In the international markets, the euro zone’s fiscal problems have hurt both growth and sentiment. This is affecting demand for both ferrous and non-ferrous metals. Since demand from investors too plays a role in price discovery for non-ferrous metals, the effect is more pronounced there. On the London Metal Exchange (LME), for example, aluminium, copper and zinc prices are down 20-25% from the start of the year. The falls are sharper when compared with the year’s high levels.
In steel, the fall in product prices is not as pronounced as the effect that rising costs—of iron ore and coking coal—are having on margins, along with slowing demand. Steel prices have not fallen by much year-on-year, but are down from the preceding quarter. The CRU Group’s global steel price index (weekly) as of 22 December was down by 8% compared with the 6 October level, and down by 10% compared with the 7 July level. It is up by about 3% from a year earlier.
Steel makers will get some relief on the margin front from a deceleration in iron ore and coking coal costs. Non-ferrous metal companies too will benefit from more benign cost trends.
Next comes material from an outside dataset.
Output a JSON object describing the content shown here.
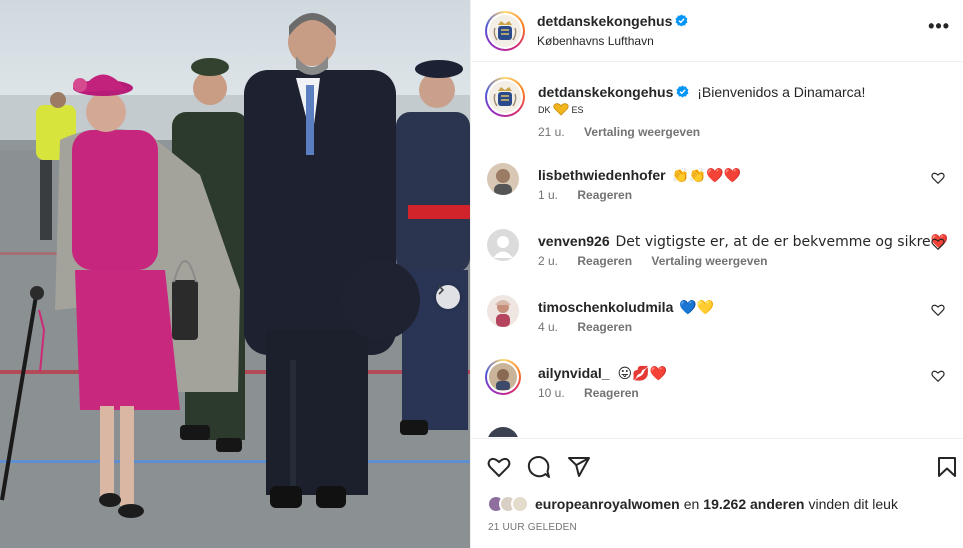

In India, slower economic growth is predicted. In the near term, therefore, the outlook continues to be uncertain. While the Reserve Bank of India has paused on interest rate hikes, it is in no hurry to lower them yet. If the rupee strengthens against the dollar, that could be positive in the short term. In the medium to long term, unless economic growth recovers, especially on the capital investments front, it is difficult to expect a sustained revival in demand. The only quick remedy for the industry is if international metal prices move up due to an improvement in sentiment or a tighter supply situation. That will have a knock-on effect on domestic prices as well, which should earn better realizations for metal companies.